Whenever we do inequalities in the past, we always say that 2x - 4 > 0 means 2x > 4 and x > 2. But, have you wondered why this is so?

The thing is, the graph of y = 2x - 4 is actually a linear graph, with a positive gradient. This means that, as x increases, y will always increase, for good. It will follow the same direction and never turn. For this reason, y will be more than 0 when x > 2.

Quadratic graphs, however, do not follow this trend. A typical "smiley" face graph first comes from a high value, before coming down to a "lowest point" and then turning back up again. Unlike the linear graph, in which we are certain of the direction of the line, the quadratic graph faces a different treatment.

The graph of

y= x2 - 2x - 3

is a graph going from a high value, cutting the x axis at -1, before making a turn at a lowest point somewhere there and then turning back up, cutting the x-axis once again at 3 before then going up for good.

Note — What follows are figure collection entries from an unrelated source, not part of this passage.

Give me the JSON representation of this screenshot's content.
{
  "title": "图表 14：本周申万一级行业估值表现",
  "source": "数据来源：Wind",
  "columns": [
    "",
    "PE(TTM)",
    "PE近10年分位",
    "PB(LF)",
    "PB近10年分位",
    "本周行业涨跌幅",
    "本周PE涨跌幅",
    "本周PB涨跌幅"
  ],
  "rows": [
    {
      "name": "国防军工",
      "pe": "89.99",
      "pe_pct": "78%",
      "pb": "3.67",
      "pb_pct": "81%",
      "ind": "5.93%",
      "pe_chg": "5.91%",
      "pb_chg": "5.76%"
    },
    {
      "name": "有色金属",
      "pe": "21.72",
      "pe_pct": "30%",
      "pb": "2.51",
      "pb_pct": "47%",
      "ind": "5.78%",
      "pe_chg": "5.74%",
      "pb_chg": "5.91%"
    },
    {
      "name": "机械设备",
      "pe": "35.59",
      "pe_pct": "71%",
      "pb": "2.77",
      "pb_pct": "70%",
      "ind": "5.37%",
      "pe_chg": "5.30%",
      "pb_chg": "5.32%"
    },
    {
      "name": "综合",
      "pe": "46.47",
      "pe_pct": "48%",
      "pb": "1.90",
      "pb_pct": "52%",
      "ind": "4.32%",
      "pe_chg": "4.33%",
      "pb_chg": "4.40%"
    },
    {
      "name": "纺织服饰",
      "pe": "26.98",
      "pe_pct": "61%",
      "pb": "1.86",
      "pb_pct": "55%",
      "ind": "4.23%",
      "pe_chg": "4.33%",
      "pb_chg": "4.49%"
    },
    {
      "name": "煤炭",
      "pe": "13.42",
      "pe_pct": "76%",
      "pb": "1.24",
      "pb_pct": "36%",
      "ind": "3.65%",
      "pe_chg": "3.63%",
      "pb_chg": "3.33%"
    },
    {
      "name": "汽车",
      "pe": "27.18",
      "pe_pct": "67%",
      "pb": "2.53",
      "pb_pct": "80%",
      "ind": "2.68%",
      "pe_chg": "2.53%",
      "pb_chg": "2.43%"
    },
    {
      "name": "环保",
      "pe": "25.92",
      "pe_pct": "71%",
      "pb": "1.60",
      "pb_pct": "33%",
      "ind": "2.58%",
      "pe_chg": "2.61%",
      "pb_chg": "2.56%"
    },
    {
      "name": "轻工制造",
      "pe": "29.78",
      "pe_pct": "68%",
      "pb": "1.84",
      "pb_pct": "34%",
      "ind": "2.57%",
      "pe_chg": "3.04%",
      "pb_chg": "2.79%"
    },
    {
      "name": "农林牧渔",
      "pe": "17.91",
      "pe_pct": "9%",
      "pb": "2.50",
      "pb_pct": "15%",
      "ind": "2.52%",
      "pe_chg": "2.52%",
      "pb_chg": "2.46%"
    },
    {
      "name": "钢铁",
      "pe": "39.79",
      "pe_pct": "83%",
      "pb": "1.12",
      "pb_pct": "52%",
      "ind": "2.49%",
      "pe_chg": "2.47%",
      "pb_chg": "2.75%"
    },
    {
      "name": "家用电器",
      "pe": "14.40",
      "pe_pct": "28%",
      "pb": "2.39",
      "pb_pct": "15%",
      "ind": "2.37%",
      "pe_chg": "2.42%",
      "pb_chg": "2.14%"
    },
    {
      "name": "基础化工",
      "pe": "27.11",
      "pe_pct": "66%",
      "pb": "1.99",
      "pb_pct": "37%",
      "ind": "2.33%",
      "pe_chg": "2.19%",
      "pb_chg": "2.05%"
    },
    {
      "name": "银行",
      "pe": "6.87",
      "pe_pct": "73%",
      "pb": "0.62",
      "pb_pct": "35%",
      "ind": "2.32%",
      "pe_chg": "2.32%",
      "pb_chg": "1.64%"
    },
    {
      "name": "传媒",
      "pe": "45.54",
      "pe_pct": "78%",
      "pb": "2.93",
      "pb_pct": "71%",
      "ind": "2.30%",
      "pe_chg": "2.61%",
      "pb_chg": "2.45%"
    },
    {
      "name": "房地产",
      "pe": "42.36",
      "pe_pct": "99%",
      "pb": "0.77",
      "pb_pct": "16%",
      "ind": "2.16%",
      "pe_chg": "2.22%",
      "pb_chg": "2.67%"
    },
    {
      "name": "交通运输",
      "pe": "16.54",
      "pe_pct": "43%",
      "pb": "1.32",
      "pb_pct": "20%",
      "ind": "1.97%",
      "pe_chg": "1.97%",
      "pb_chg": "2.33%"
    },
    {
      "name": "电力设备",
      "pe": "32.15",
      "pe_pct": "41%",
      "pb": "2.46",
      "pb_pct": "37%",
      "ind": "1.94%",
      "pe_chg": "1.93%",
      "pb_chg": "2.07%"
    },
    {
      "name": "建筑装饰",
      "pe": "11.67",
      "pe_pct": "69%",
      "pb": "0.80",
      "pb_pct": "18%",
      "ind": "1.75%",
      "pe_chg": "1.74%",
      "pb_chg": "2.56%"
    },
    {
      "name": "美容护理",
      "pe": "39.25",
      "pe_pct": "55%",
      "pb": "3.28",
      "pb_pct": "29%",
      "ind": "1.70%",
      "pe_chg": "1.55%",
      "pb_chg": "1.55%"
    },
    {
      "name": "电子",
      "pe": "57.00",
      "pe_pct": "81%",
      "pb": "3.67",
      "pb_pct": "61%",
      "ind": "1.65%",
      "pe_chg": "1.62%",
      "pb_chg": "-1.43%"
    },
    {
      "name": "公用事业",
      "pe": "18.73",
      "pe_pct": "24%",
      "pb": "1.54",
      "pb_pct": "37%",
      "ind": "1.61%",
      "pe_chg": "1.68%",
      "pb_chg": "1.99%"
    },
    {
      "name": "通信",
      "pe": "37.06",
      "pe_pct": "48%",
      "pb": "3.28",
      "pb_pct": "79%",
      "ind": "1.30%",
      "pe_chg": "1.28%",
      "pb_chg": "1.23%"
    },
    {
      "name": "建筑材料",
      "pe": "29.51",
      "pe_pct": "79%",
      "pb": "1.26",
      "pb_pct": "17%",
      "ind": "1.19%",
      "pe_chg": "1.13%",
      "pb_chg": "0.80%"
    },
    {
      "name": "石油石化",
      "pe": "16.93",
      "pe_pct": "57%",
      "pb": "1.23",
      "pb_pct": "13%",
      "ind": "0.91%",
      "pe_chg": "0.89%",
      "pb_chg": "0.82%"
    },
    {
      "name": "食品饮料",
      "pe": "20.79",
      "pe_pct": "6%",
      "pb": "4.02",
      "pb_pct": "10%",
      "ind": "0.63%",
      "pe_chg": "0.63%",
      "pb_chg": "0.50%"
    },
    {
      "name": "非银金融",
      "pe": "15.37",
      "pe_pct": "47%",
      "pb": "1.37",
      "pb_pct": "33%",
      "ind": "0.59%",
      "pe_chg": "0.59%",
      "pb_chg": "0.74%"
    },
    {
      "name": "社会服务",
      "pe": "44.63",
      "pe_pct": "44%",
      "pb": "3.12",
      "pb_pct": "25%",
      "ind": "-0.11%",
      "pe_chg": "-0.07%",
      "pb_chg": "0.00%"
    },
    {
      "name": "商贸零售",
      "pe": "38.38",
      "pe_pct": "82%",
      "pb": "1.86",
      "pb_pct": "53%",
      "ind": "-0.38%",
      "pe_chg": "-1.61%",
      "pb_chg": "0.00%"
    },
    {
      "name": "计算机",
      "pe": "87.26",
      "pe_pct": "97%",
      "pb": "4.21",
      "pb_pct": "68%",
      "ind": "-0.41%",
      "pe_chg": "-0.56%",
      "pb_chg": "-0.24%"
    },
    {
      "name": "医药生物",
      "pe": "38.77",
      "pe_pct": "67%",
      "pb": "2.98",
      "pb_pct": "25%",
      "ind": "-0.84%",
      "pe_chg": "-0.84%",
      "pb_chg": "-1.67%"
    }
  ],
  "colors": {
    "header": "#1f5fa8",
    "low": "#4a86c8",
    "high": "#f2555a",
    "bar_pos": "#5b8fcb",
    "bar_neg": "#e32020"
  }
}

So, in short, the graph is

- Positive all the way until x = -1
- Negative as it goes down to a minimum and comes back to hit the x-axis, between -1 and 3
- Positive from x = 3 onwards

As such, we cannot conveniently break up

(x + 1) (x - 3) > 0

into x + 1 > 0, x - 3 > 0,

because the region x > -1 includes the negative region between -1 and 3. This is unlike regular "equality" equations, where

(x + 1) (x - 3) = 0

leads into

x + 1 = 0, x - 3 = 0.

A good understanding of how quadratic equations work helps us understand the region(s) which a curve is positive, and the region(s) which a curve is negative.

Treatment of higher powers of x, such as 3, also takes this idea into account, but this is only seen at the A Levels and beyond.

As another example, we wish to find the range of values of x for which (x - 1) (x - 3) > 0.

Using the techniques which you have learnt in Sec 2, the x-intercepts of the graph y = (x - 1) (x - 3) are x = 1 and x = 3.

The graph will in fact divide itself into three regions, typical of a "smiley" face graph with two intercepts:

1. A positive region before the first intercept
2. A negative region between the two intercepts
3. A positive region after the second intercept

Now, again we cannot break up

(x - 1) (x - 3) > 0

conveniently into

x - 1 > 0, x - 3 > 0

as explained previously. This is a conceptual error amongst many students.

Because of the three regions described above, we will find that the positive regions are dictated by x < 1 and x > 3.

For a similar reason, the negative region for (x - 1) (x - 3) will be the centre region, and the inequality describing this region is

1 < x < 3

because the regions extend from 1 to 3.

Again, we cannot conveniently break the inequality down into separate inequalities x - 1 < 0, x - 3 < 0.

But what happens if the graph is, say, a "sad" face graph?

How will we go about doing this?

First, let's describe a possible path of such graphs. The graph will start from a very negative value and then goes up to cut the x-axis at the first point. Thereafter, the graph attains a maximum point before falling down to hit the x-axis at the second point and then falling down forever.

From here, you have successfully described the regions.

A sketch of such graphs, such as the one tutor Maxyn has included, often helps us visualise these regions better to make an informed statement for the range of values of x.

If you are not comfortable with remembering a sad face graph, you can also attempt to make them "smiley", but with a different signage of the inequality.

Equations such as

- (x + 1) (x - 3) > 0

can be easily converted into

(x + 1) (x - 3) < 0

by multiplying both sides by -1 and changing the inequality sign for the negative multiplier (you have learnt this rule of changing inequality signs, correct?).

Though these are different graphs with different regions, our solutions for the respective range of values of x will not change.